Amphora – A CTRM Phoenix?
Like the proverbial Phoenix, Amphora is reborn under CEO, Chris Mudry, with a new brand and a new website to boot. However, it doesn’t stop there. Mr. Mudry told me that Amphora has signed 3 new clients in recent months and that it has finally consolidated on the 3.4 release that is being tested at the moment and “will go live in November at two of our main clients”, meaning that all users will be on the same code when they upgrade. “We have been putting our house in order,” he said. “After that, we can focus on the next generation software as we have already hired a team to rebuild the engine so we can get there faster.”
“Oil, LPG, LNG, iron ore, coal and shipping are in the DNA of our company and Symphony, but we are also completing our Concentrates solution – Alchemy and have true capabilities in concentrates and metals these days,” Chris told me. Amphora has also a VaR and other modules that it can sell from a rich and increasing war chest of software products.
On competition for Symphony in the oil side, Chris (correctly in our view) says that 2/3rds of the over 100 vendors and products in the marketplace are very small and probably “all for sale,” while the other third are mainly focused on North American and European power & gas. In its traditional turf, the big competitors are now all owned by ION (Aspect, TriplePoint, Rightangle and OpenLink) such that his only consistent competitor is an ION solution these days. They do see other competitors from time to time, but it is largely ION, occasionally Eka, Fendal or Enuit in deals.
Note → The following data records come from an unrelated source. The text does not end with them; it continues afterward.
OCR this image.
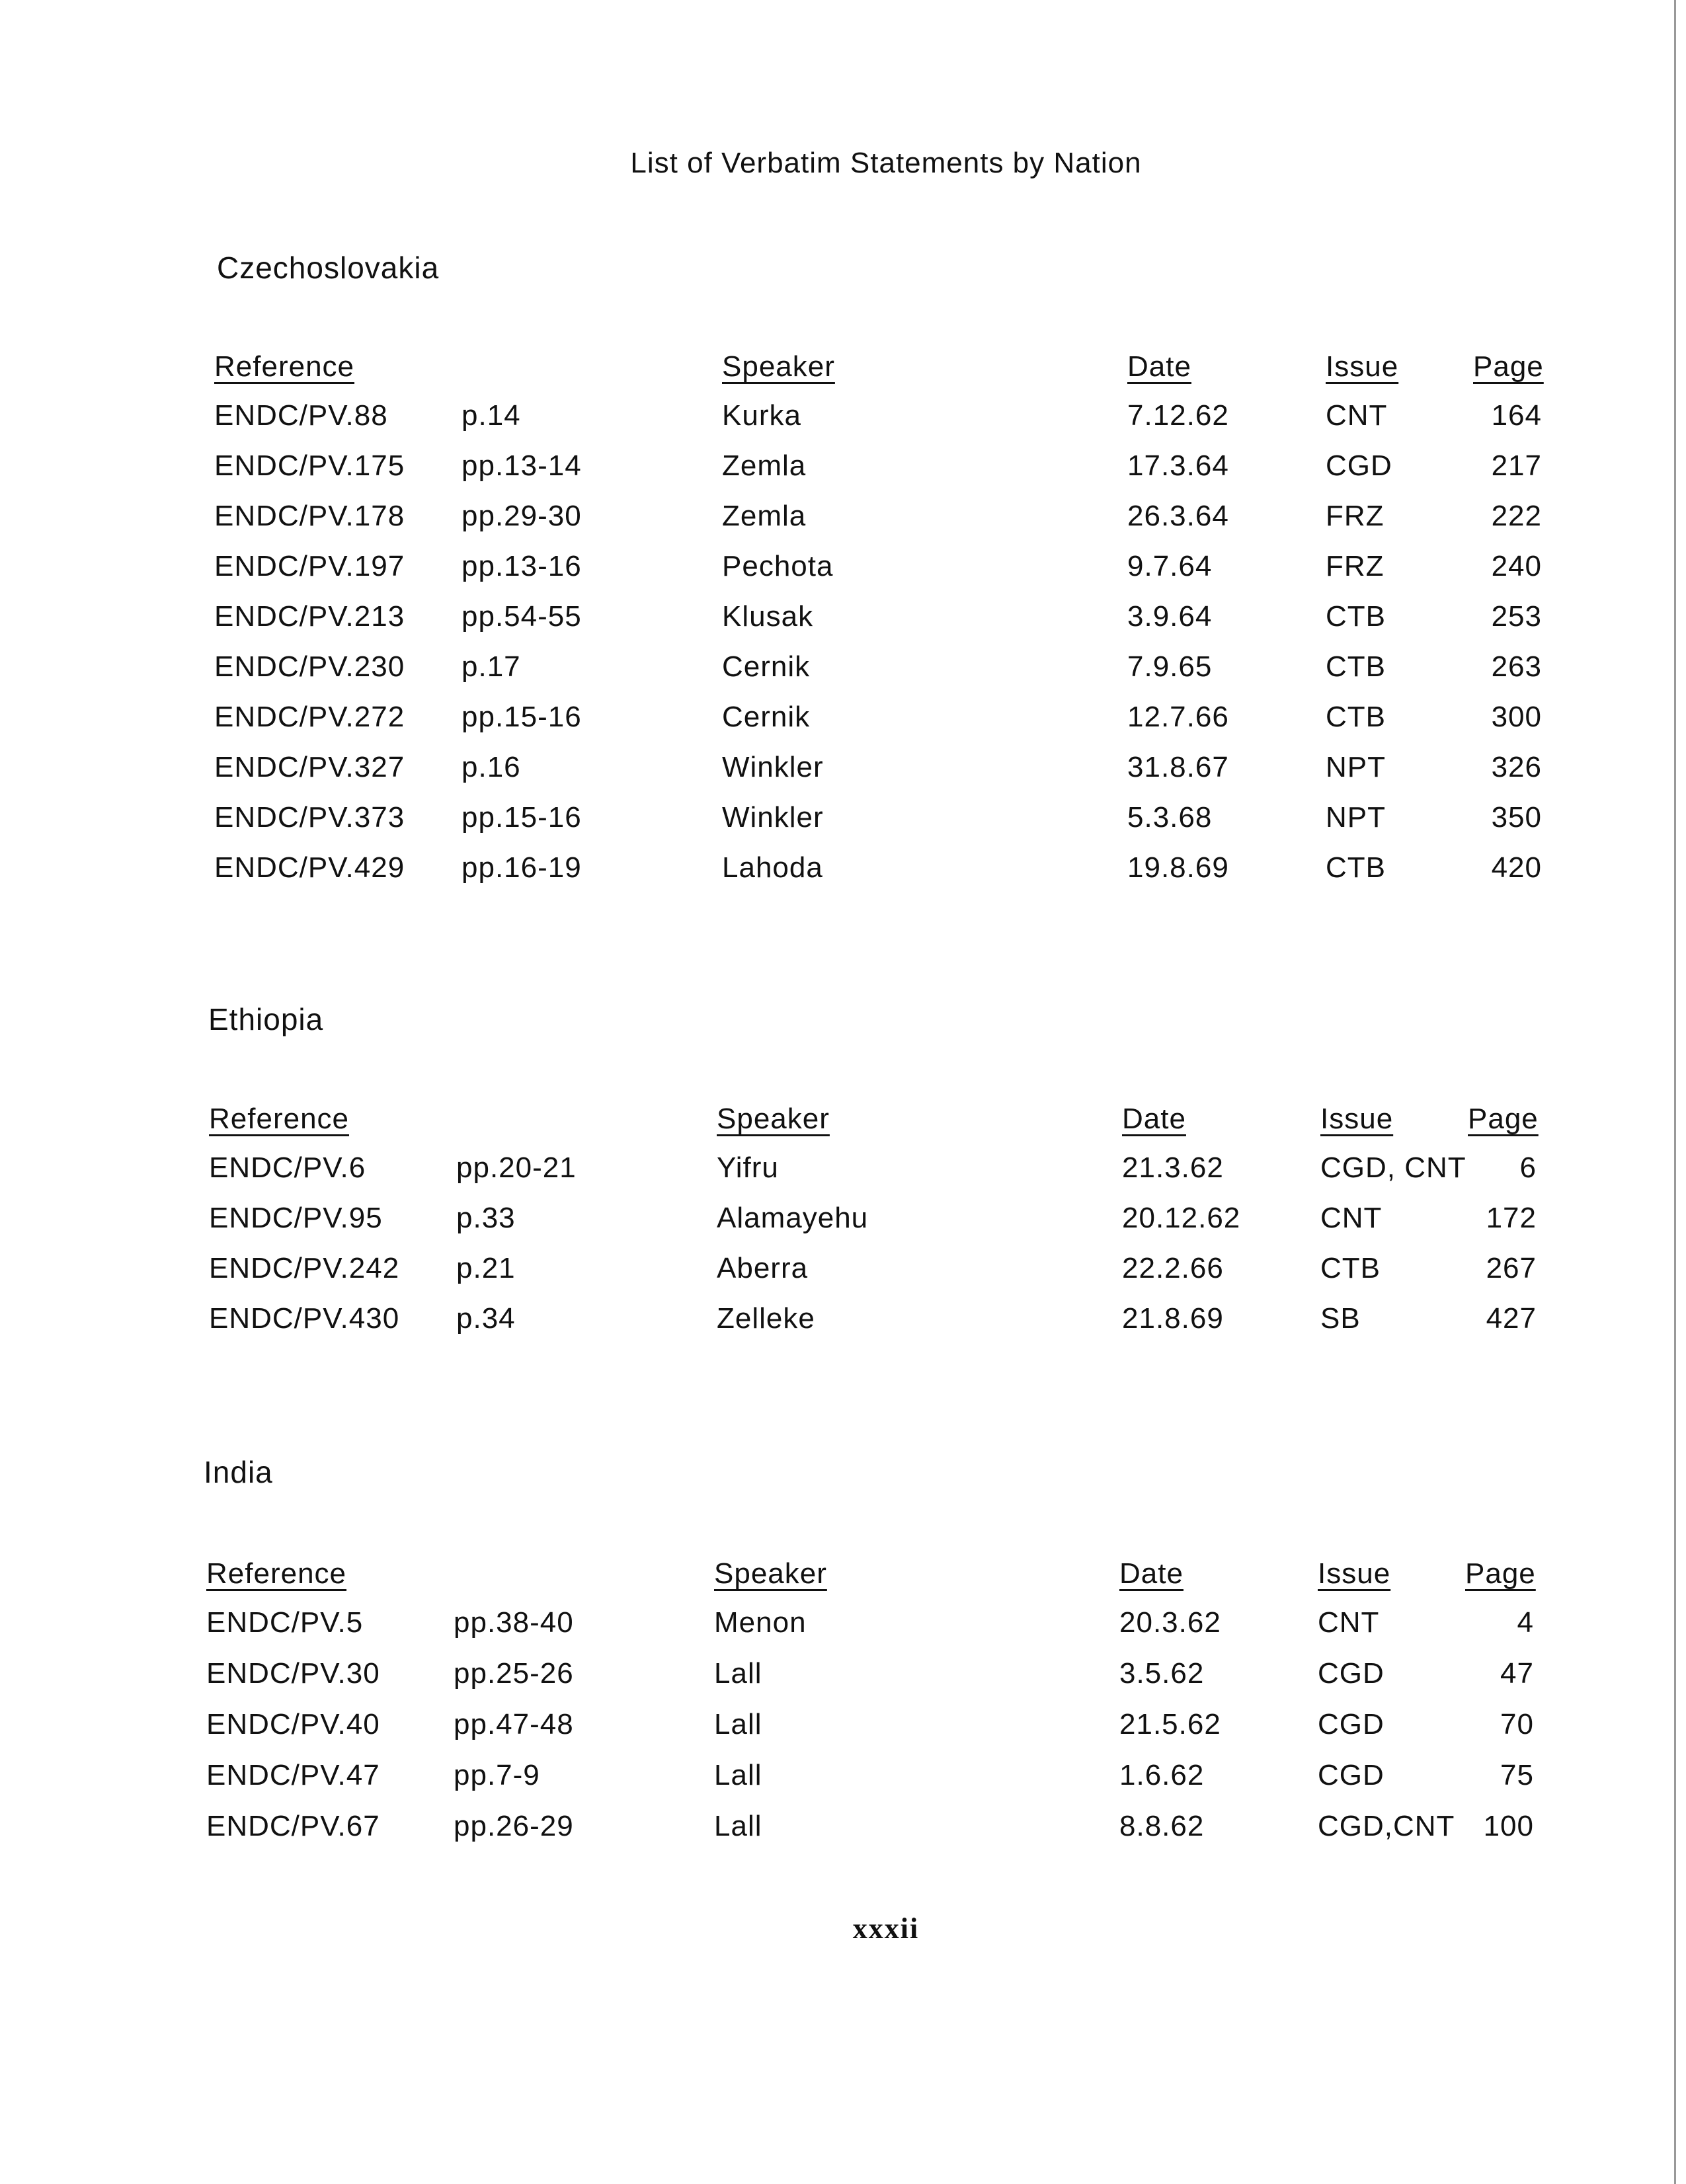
List of Verbatim Statements by Nation
Czechoslovakia
Reference	Speaker	Date	Issue	Page
ENDC/PV.88	p.14	Kurka	7.12.62	CNT	164
ENDC/PV.175 pp.13-14	Zemla	17.3.64	CGD	217
ENDC/PV.178 pp.29-30	Zemla	26.3.64	FRZ	222
ENDC/PV.197 pp.13-16	Pechota	9.7.64	FRZ	240
ENDC/PV.213 pp.54-55	Klusak	3.9.64	CTB	253
ENDC/PV.230 p.17	Cernik	7.9.65	CTB	263
ENDC/PV.272 pp.15-16	Cernik	12.7.66	CTB	300
ENDC/PV.327 p.16	Winkler	31.8.67	NPT	326
ENDC/PV.373 pp.15-16	Winkler	5.3.68	NPT	350
ENDC/PV.429 pp.16-19	Lahoda	19.8.69	CTB	420
Ethiopia
Reference	Speaker	Date	Issue	Page
ENDC/PV.6	pp.20-21	Yifru	21.3.62	CGD, CNT	6
ENDC/PV.95	p.33	Alamayehu	20.12.62	CNT	172
ENDC/PV.242 p.21	Aberra	22.2.66	CTB	267
ENDC/PV.430 p.34	Zelleke	21.8.69	SB	427
India
Reference	Speaker	Date	Issue	Page
ENDC/PV.5	pp.38-40	Menon	20.3.62	CNT	4
ENDC/PV.30	pp.25-26	Lall	3.5.62	CGD	47
ENDC/PV.40	pp.47-48	Lall	21.5.62	CGD	70
ENDC/PV.47	pp.7-9	Lall	1.6.62	CGD	75
ENDC/PV.67	pp.26-29	Lall	8.8.62	CGD,CNT 100
xxxii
It is probably for this reason that Chris is focused on getting Amphora’s house in order as there is tremendous potential and in our opinion, demand, for an ION alternative and Amphora certainly could claim rights to that crown.
As a follow up, Amphora kindly provided a demonstration of its new Concentrates solution – Alchemy. David Glasspool, product manager, gave me the demo. Alchemy is based on react web UI, driven by a Java based service driven architecture that exposes data through Open API standards, and you can see straight away that the UI is well thought through and designed. Concentrates are tremendously complicated and even though a couple of existing Amphora clients use Symphony for concentrates, it was never a really ideal solution, David said, hence this new development. Alchemy is in its final year of a three-year development program on iteration 7 of what will be 9, he told me. It will be finished end of Q1 2020 and should have two live customers by Q2 2020.
Being an analyst and vendor agnostic, I still have to say that I found the product extremely functional largely avoiding the pitfalls of a typical concentrates solution to allow accurate valuation, invoicing, hedging and so on for concentrates. It was pretty much all there in the version I saw from contract management, through assays, pricing, costs, payments and invoicing, brand and specifications and much more. For example, the user is not restricted to the final assay or weight but can select any of them and even multiples for pricing and invoicing etc. There are still a few areas to be built out, but this does look a fully functional and usable ‘superior’ product to me at this stage. Interestingly, the development is being performed in such a way that the next generation version of Symphony will share modules so in a way, that project is already underway as well. The final proof will of course be when it is implemented.
Amphora does indeed look to have been reborn and its rebirth has not simply been a scrub up of an aging brand and logo. It appears the company is really cleaning up its act and is focused on its vision.